I had to advocate for myself and advocate hard. I had to insist on what I was feeling. I had to insist on the kind of care I wanted. I had to insist that I knew what would be best for me and what would help me. And I only knew how because I was older, and I knew so much more about mental health and myself than I had 3 years before.
And it started to work. I felt like I could feel sunshine again. I felt like I could actually see out of my eyes instead of watching everything from afar. It felt like I was me again, and that was when I realized, this is what life is supposed to feel like.
Don’t get me wrong. The story doesn’t end there. You don’t recover once and suddenly you’re cured for life. Getting yourself to that place takes consistent effort and strength, even setbacks. But the fact that a hopeful place of health and wellness even exists is so important – and I could finally see that.
And I thought to myself, everyone should see that.
So, I started to talk about it. And I haven’t stopped. To me, it is so important that people know about and understand mental health. Everyone has it, so why shouldn’t we all learn about it? When I look back at my life, what I want more than anything is for the younger me to know all that I know now.
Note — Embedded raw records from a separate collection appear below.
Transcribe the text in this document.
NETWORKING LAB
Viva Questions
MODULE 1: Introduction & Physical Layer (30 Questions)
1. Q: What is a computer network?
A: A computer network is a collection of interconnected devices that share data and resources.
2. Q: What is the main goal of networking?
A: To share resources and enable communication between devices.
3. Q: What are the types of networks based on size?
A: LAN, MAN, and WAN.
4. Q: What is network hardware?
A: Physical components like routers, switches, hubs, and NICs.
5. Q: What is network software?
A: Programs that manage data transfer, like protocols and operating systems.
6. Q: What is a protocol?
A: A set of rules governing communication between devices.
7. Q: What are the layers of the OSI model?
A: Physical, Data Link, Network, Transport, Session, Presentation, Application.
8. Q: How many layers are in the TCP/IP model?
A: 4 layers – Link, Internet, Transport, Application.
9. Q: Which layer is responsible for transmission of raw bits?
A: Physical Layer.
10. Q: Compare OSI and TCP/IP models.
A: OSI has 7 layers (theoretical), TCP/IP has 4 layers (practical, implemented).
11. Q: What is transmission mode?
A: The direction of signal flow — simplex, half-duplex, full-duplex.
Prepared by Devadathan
I know about myself – how I feel and how to help myself.
I know about health – what that means for my body and my psyche.
And I know about hope – that there is healing beyond pain, and happiness beyond suffering.
I see myself in old home movies with subdued eyes, and I can see a girl turning rocks over in her head over and over again as her life passes her by. More than anything I want her to know that she’s not alone in how she feels and it’s okay to tell someone. It’s okay to talk about how you feel. You’re not crazy. You’re allowed to ask for help and insist that you get it. I want her to know about what kind of help was available to her. I want her to understand what she’s feeling, and for others around her to understand it too.
But I can’t go back in time and tell her. But I can tell you. I can tell everyone that comes after me these things, so no one needs to feel the way I did for so long. We’ve come such a long way in mental health discourse since I was a child. But there are still ways to go.
We need mental health education in schools, talked about in media, taught by parents to their children. In a mental health literate world, we understand each other. We empathize with each other. And we know how to help each other.
Little me could only dream of a world like that. But I can see that change starting in the world, and it’s up to us to make that dream a reality.